The U.K. economy shrank for the first time in six quarters in the three months through September, as Europe’s energy crisis drove inflation to its highest in 40 years.

Gross domestic product fell 0.2% from the second quarter, a slightly better outcome than the 0.5% decline feared, thanks to a stronger-than-expected performance by the industry in September. However, industrial production rose 0.2%, and manufacturing output was flat on the month, in contrast to declines forecast for both.

The cable shows a tendency to decline on the hourly chart while technical indicators confirm the possibility to target 1,1710. However, the daily chart shows a higher possibility of continuation towards 1.1890.

Pivot Point: 1.1770


Gold prices retreated from a ten-week high on Monday as comments from some members of the Federal Reserve suggested that the bank will continue to act tough against inflation.

Bullion prices logged their best week in 30 months after U.S. inflation read lower than expected for October, boosting hopes that the Fed will soften its hawkish stance in the coming months and reduce pressure on metal markets from rising interest rates.

Expectations that the Fed will hike rates by a smaller 50 basis points in December grew substantially after the reading, with markets pricing in a nearly 81% chance of a smaller hike.

Technically, spot gold hit resistance at 1,760 and shows a tendency to decline from the current levels. However, if the prices broke above the resistance at 1,770, they might head towards 1,800 in a short time after. Meanwhile, technical indicators show an increasing selling pressure which might lead to a decline or at least a swing on the daily chart.

Pivot Point: 1,760


Oil prices rose on Monday as markets bet that an eventual scaling back of COVID-19 measures in China will boost the country’s crude demand while looming curbs on Russian oil shipments also appeared set to tighten supply.

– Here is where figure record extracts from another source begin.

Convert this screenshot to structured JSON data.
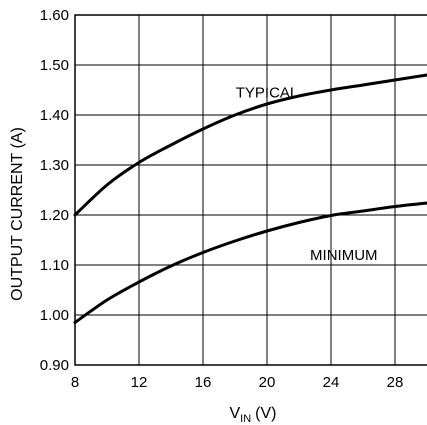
{
  "chart_data": {
    "type": "line",
    "title": "",
    "xlabel": {
      "main": "V",
      "sub": "IN",
      "unit": "(V)"
    },
    "ylabel": "OUTPUT CURRENT (A)",
    "xlim": [
      8,
      30
    ],
    "ylim": [
      0.9,
      1.6
    ],
    "xticks": [
      8,
      12,
      16,
      20,
      24,
      28
    ],
    "yticks": [
      0.9,
      1.0,
      1.1,
      1.2,
      1.3,
      1.4,
      1.5,
      1.6
    ],
    "xtick_labels": [
      "8",
      "12",
      "16",
      "20",
      "24",
      "28"
    ],
    "ytick_labels": [
      "0.90",
      "1.00",
      "1.10",
      "1.20",
      "1.30",
      "1.40",
      "1.50",
      "1.60"
    ],
    "grid": true,
    "legend": "none",
    "series": [
      {
        "name": "TYPICAL",
        "x": [
          8,
          10,
          12,
          14,
          16,
          18,
          20,
          22,
          24,
          26,
          28,
          30
        ],
        "y": [
          1.2,
          1.26,
          1.305,
          1.34,
          1.372,
          1.4,
          1.422,
          1.438,
          1.45,
          1.46,
          1.47,
          1.48
        ]
      },
      {
        "name": "MINIMUM",
        "x": [
          8,
          10,
          12,
          14,
          16,
          18,
          20,
          22,
          24,
          26,
          28,
          30
        ],
        "y": [
          0.985,
          1.03,
          1.066,
          1.098,
          1.125,
          1.148,
          1.168,
          1.185,
          1.199,
          1.208,
          1.217,
          1.224
        ]
      }
    ]
  }
}
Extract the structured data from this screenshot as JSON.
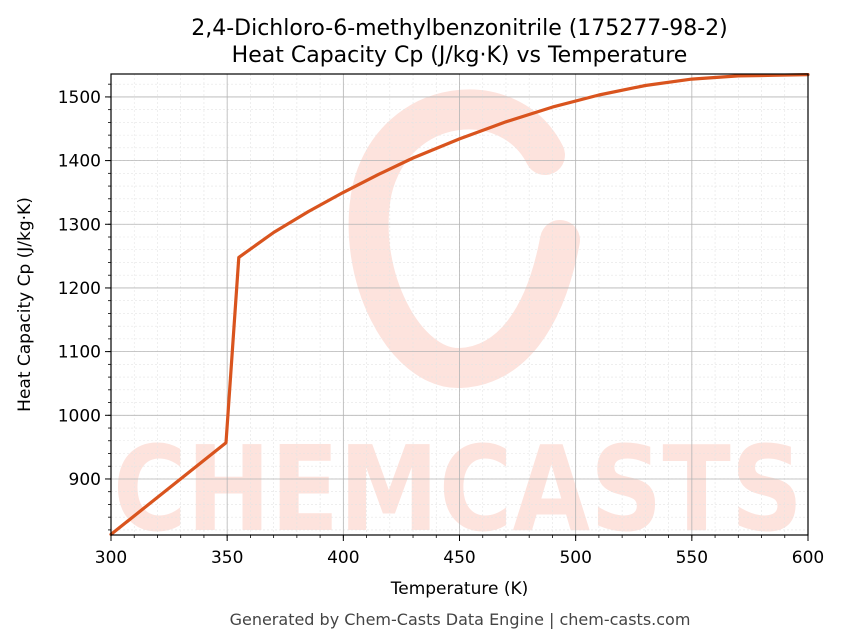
{
  "footer": "Generated by Chem-Casts Data Engine | chem-casts.com",
  "watermark": "CHEMCASTS",
  "chart_data": {
    "type": "line",
    "title": [
      "2,4-Dichloro-6-methylbenzonitrile (175277-98-2)",
      "Heat Capacity Cp (J/kg·K) vs Temperature"
    ],
    "xlabel": "Temperature (K)",
    "ylabel": "Heat Capacity Cp (J/kg·K)",
    "xlim": [
      300,
      600
    ],
    "ylim": [
      812,
      1536
    ],
    "xticks": [
      300,
      350,
      400,
      450,
      500,
      550,
      600
    ],
    "yticks": [
      900,
      1000,
      1100,
      1200,
      1300,
      1400,
      1500
    ],
    "grid": true,
    "color": "#d9541e",
    "watermark_color": "#fde3dd",
    "series": [
      {
        "x": [
          300,
          349.5,
          355,
          370,
          385,
          400,
          415,
          430,
          450,
          470,
          490,
          510,
          530,
          550,
          570,
          585,
          600
        ],
        "values": [
          813,
          957,
          1248,
          1287,
          1320,
          1350,
          1378,
          1404,
          1434,
          1461,
          1484,
          1503,
          1518,
          1528,
          1533,
          1534,
          1535
        ]
      }
    ]
  }
}
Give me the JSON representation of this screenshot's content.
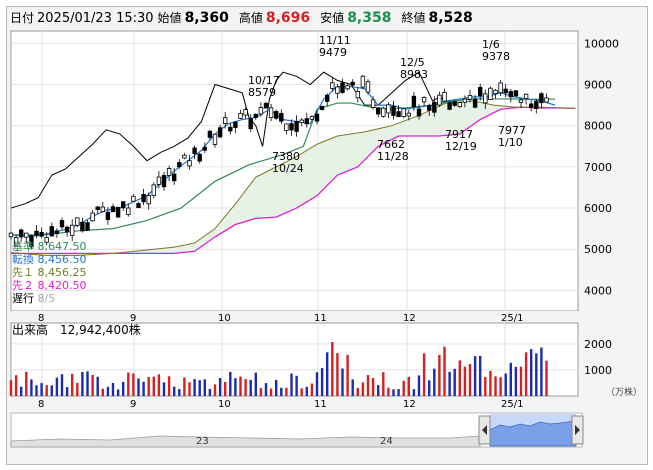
{
  "header": {
    "date_label": "日付",
    "datetime": "2025/01/23 15:30",
    "open_label": "始値",
    "open_value": "8,360",
    "high_label": "高値",
    "high_value": "8,696",
    "low_label": "安値",
    "low_value": "8,358",
    "close_label": "終値",
    "close_value": "8,528"
  },
  "colors": {
    "up": "#d42020",
    "down": "#1a2bb0",
    "high": "#d42020",
    "low": "#18924a",
    "kijun": "#2e8b57",
    "tenkan": "#1e78d8",
    "senkou1": "#7a7a20",
    "senkou2": "#e020d0",
    "chikou": "#000000",
    "cloud": "#e6f2e6"
  },
  "legend": [
    {
      "label": "基準",
      "value": "8,647.50",
      "color": "#2e8b57"
    },
    {
      "label": "転換",
      "value": "8,456.50",
      "color": "#1e78d8"
    },
    {
      "label": "先１",
      "value": "8,456.25",
      "color": "#7a7a20"
    },
    {
      "label": "先２",
      "value": "8,420.50",
      "color": "#e020d0"
    },
    {
      "label": "遅行",
      "value": "8/5",
      "color": "#000000"
    }
  ],
  "volume_label": "出来高　12,942,400株",
  "volume_unit": "（万株）",
  "price_axis": [
    "10000",
    "9000",
    "8000",
    "7000",
    "6000",
    "5000",
    "4000"
  ],
  "volume_axis": [
    "2000",
    "1000"
  ],
  "month_labels": [
    "8",
    "9",
    "10",
    "11",
    "12",
    "25/1"
  ],
  "navigator_labels": [
    "23",
    "24"
  ],
  "annotations": [
    {
      "id": "a1",
      "lines": [
        "10/17",
        "8579"
      ]
    },
    {
      "id": "a2",
      "lines": [
        "7380",
        "10/24"
      ]
    },
    {
      "id": "a3",
      "lines": [
        "11/11",
        "9479"
      ]
    },
    {
      "id": "a4",
      "lines": [
        "12/5",
        "8983"
      ]
    },
    {
      "id": "a5",
      "lines": [
        "7662",
        "11/28"
      ]
    },
    {
      "id": "a6",
      "lines": [
        "1/6",
        "9378"
      ]
    },
    {
      "id": "a7",
      "lines": [
        "7917",
        "12/19"
      ]
    },
    {
      "id": "a8",
      "lines": [
        "7977",
        "1/10"
      ]
    }
  ],
  "chart_data": {
    "type": "candlestick",
    "price_range": [
      3500,
      10300
    ],
    "volume_range": [
      0,
      2800
    ],
    "ichimoku": {
      "tenkan": [
        [
          0,
          5350
        ],
        [
          4,
          5320
        ],
        [
          8,
          5330
        ],
        [
          12,
          5400
        ],
        [
          16,
          5480
        ],
        [
          20,
          5600
        ],
        [
          24,
          5800
        ],
        [
          28,
          5950
        ],
        [
          32,
          6000
        ],
        [
          36,
          6150
        ],
        [
          40,
          6300
        ],
        [
          44,
          6600
        ],
        [
          48,
          6900
        ],
        [
          52,
          7150
        ],
        [
          56,
          7400
        ],
        [
          60,
          7800
        ],
        [
          64,
          8050
        ],
        [
          68,
          8150
        ],
        [
          72,
          8200
        ],
        [
          76,
          8400
        ],
        [
          80,
          8150
        ],
        [
          84,
          8100
        ],
        [
          88,
          8050
        ],
        [
          92,
          8650
        ],
        [
          96,
          8950
        ],
        [
          100,
          8950
        ],
        [
          104,
          8900
        ],
        [
          108,
          8500
        ],
        [
          112,
          8500
        ],
        [
          116,
          8400
        ],
        [
          120,
          8450
        ],
        [
          124,
          8500
        ],
        [
          128,
          8600
        ],
        [
          132,
          8650
        ],
        [
          136,
          8700
        ],
        [
          140,
          8700
        ],
        [
          144,
          8800
        ],
        [
          148,
          8700
        ],
        [
          152,
          8650
        ],
        [
          156,
          8600
        ],
        [
          160,
          8500
        ]
      ],
      "kijun": [
        [
          0,
          5350
        ],
        [
          10,
          5350
        ],
        [
          20,
          5450
        ],
        [
          30,
          5500
        ],
        [
          40,
          5700
        ],
        [
          50,
          6000
        ],
        [
          60,
          6650
        ],
        [
          70,
          7050
        ],
        [
          80,
          7300
        ],
        [
          86,
          7500
        ],
        [
          90,
          8400
        ],
        [
          96,
          8550
        ],
        [
          100,
          8550
        ],
        [
          106,
          8450
        ],
        [
          112,
          8400
        ],
        [
          118,
          8450
        ],
        [
          124,
          8500
        ],
        [
          130,
          8600
        ],
        [
          136,
          8650
        ],
        [
          142,
          8650
        ],
        [
          148,
          8650
        ],
        [
          154,
          8640
        ],
        [
          160,
          8647
        ]
      ],
      "senkou1": [
        [
          0,
          4920
        ],
        [
          10,
          4850
        ],
        [
          20,
          4850
        ],
        [
          30,
          4900
        ],
        [
          40,
          4980
        ],
        [
          48,
          5050
        ],
        [
          54,
          5150
        ],
        [
          60,
          5500
        ],
        [
          66,
          6100
        ],
        [
          72,
          6750
        ],
        [
          78,
          7000
        ],
        [
          84,
          7250
        ],
        [
          90,
          7550
        ],
        [
          96,
          7750
        ],
        [
          104,
          7850
        ],
        [
          112,
          8000
        ],
        [
          120,
          8250
        ],
        [
          128,
          8550
        ],
        [
          136,
          8600
        ],
        [
          142,
          8500
        ],
        [
          148,
          8450
        ],
        [
          154,
          8450
        ],
        [
          160,
          8440
        ],
        [
          166,
          8420
        ]
      ],
      "senkou2": [
        [
          0,
          4900
        ],
        [
          20,
          4900
        ],
        [
          40,
          4900
        ],
        [
          48,
          4900
        ],
        [
          54,
          4950
        ],
        [
          60,
          5300
        ],
        [
          66,
          5600
        ],
        [
          72,
          5750
        ],
        [
          78,
          5780
        ],
        [
          84,
          6000
        ],
        [
          90,
          6300
        ],
        [
          96,
          6800
        ],
        [
          102,
          7000
        ],
        [
          108,
          7500
        ],
        [
          114,
          7750
        ],
        [
          120,
          7750
        ],
        [
          126,
          7750
        ],
        [
          132,
          7800
        ],
        [
          138,
          8150
        ],
        [
          144,
          8400
        ],
        [
          150,
          8450
        ],
        [
          156,
          8430
        ],
        [
          162,
          8430
        ],
        [
          166,
          8420
        ]
      ],
      "chikou": [
        [
          0,
          6000
        ],
        [
          4,
          6100
        ],
        [
          8,
          6250
        ],
        [
          12,
          6800
        ],
        [
          16,
          6950
        ],
        [
          20,
          7250
        ],
        [
          24,
          7550
        ],
        [
          28,
          7900
        ],
        [
          32,
          7800
        ],
        [
          36,
          7500
        ],
        [
          40,
          7150
        ],
        [
          44,
          7350
        ],
        [
          48,
          7500
        ],
        [
          52,
          7700
        ],
        [
          56,
          8100
        ],
        [
          60,
          9000
        ],
        [
          64,
          8900
        ],
        [
          68,
          8800
        ],
        [
          70,
          8200
        ],
        [
          72,
          8000
        ],
        [
          74,
          7500
        ],
        [
          76,
          8650
        ],
        [
          78,
          9100
        ],
        [
          80,
          9300
        ],
        [
          84,
          9200
        ],
        [
          88,
          9000
        ],
        [
          92,
          9300
        ],
        [
          96,
          9100
        ],
        [
          100,
          9000
        ],
        [
          104,
          8500
        ],
        [
          108,
          8500
        ],
        [
          112,
          8800
        ],
        [
          116,
          9100
        ],
        [
          120,
          9300
        ],
        [
          124,
          8600
        ],
        [
          126,
          8700
        ],
        [
          128,
          8600
        ],
        [
          130,
          8550
        ]
      ]
    }
  }
}
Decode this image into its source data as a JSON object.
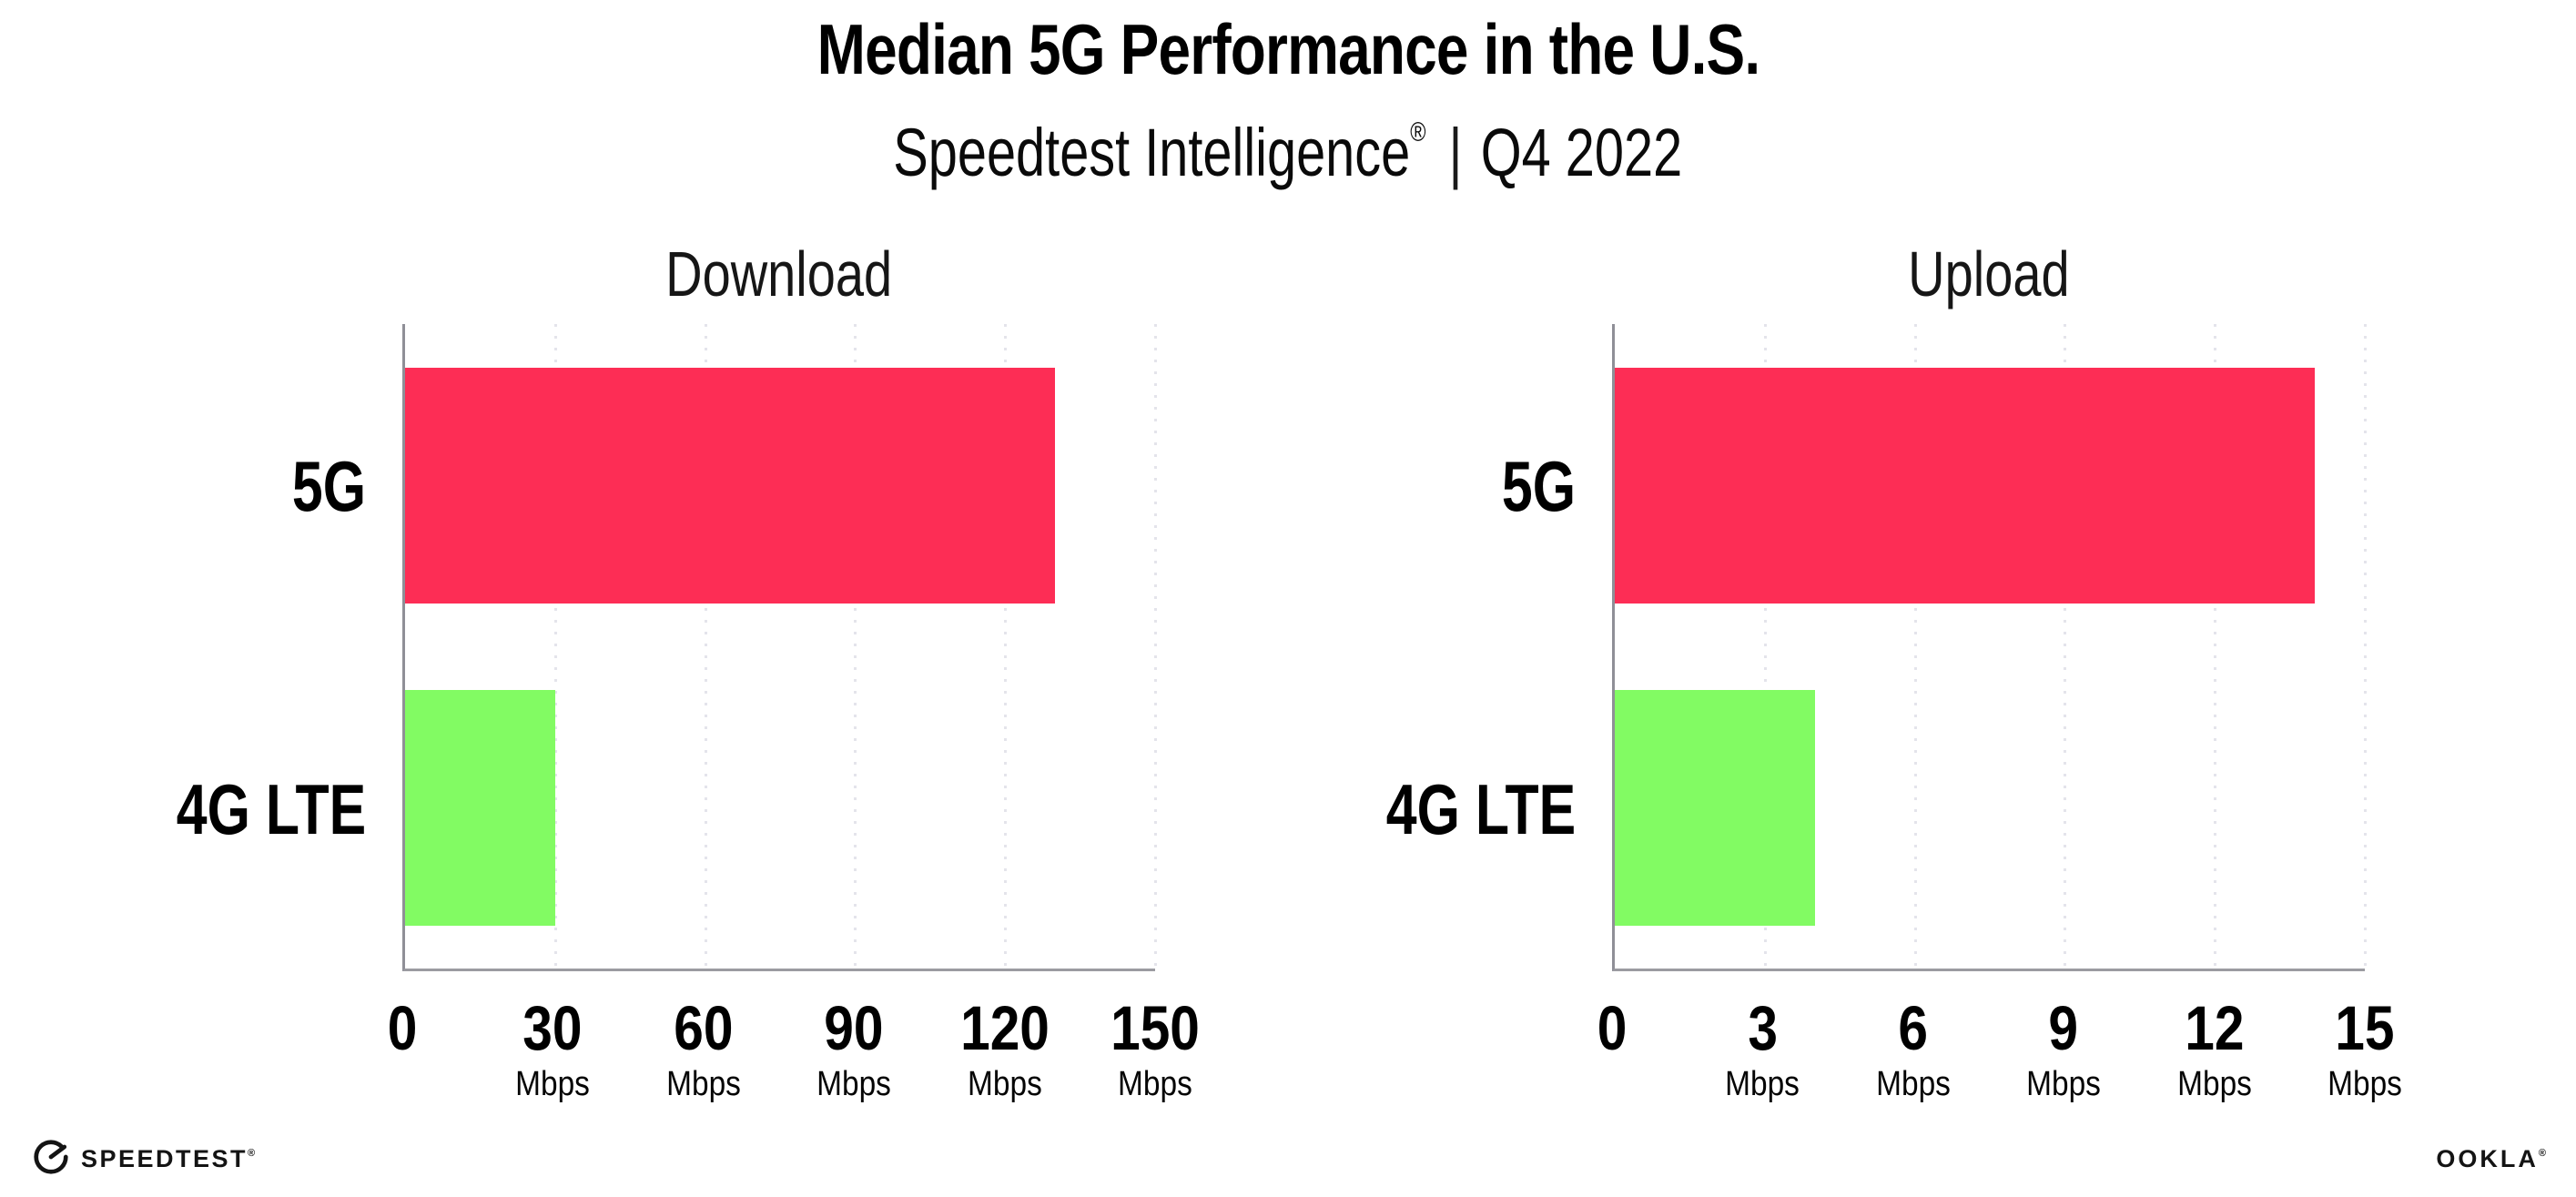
{
  "title": "Median 5G Performance in the U.S.",
  "subtitle": {
    "brand": "Speedtest Intelligence",
    "registered_mark": "®",
    "separator": "|",
    "period": "Q4 2022"
  },
  "chart_data": [
    {
      "type": "bar",
      "orientation": "horizontal",
      "title": "Download",
      "categories": [
        "5G",
        "4G LTE"
      ],
      "values": [
        130,
        30
      ],
      "unit": "Mbps",
      "xlim": [
        0,
        150
      ],
      "xticks": [
        0,
        30,
        60,
        90,
        120,
        150
      ],
      "tick_labels": [
        "0",
        "30",
        "60",
        "90",
        "120",
        "150"
      ],
      "bar_colors": [
        "#FD2D55",
        "#82FB63"
      ],
      "legend": "none",
      "grid": "vertical-dotted"
    },
    {
      "type": "bar",
      "orientation": "horizontal",
      "title": "Upload",
      "categories": [
        "5G",
        "4G LTE"
      ],
      "values": [
        14,
        4
      ],
      "unit": "Mbps",
      "xlim": [
        0,
        15
      ],
      "xticks": [
        0,
        3,
        6,
        9,
        12,
        15
      ],
      "tick_labels": [
        "0",
        "3",
        "6",
        "9",
        "12",
        "15"
      ],
      "bar_colors": [
        "#FD2D55",
        "#82FB63"
      ],
      "legend": "none",
      "grid": "vertical-dotted"
    }
  ],
  "footer": {
    "speedtest_wordmark": "SPEEDTEST",
    "speedtest_mark": "®",
    "ookla_wordmark": "OOKLA",
    "ookla_mark": "®"
  },
  "colors": {
    "bar_5g": "#FD2D55",
    "bar_4g_lte": "#82FB63",
    "axis_line": "#9B9BA1",
    "gridline": "#E4E4EB",
    "title_text": "#000000",
    "chart_title_text": "#161616"
  }
}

Crude prices closed last week lower but rallied sharply on Friday after China said it will loosen some measures under its strict zero-COVID policy for the first time. The move drummed up expectations that the world’s largest crude importer is positioning for an eventual scaling back of COVID restrictions.

During the early trades, Brent oil futures rose nearly 1% to $96.68 a barrel, while West Texas Intermediate crude futures rose 0.6% to $88.15 a barrel.

Pivot Point: 88.00


Cryptocurrencies remained under pressure from the ongoing turmoil in the crypto world after the fall of the crypto exchange FTX. FTX’s native token, FTT, was last down 4% at $1.36, taking its month-to-date losses to nearly 95%.

As the largest cryptocurrency and the leader of the crypto market, Bitcoin fell about 1% to $16,170 this morning. Technically, Bitcoin is showing an uprising sure this morning that can be seen in the RSI readings and might lead the coming prices towards 17,060. However, the daily chart remains negative below the level of 17,000 dollars.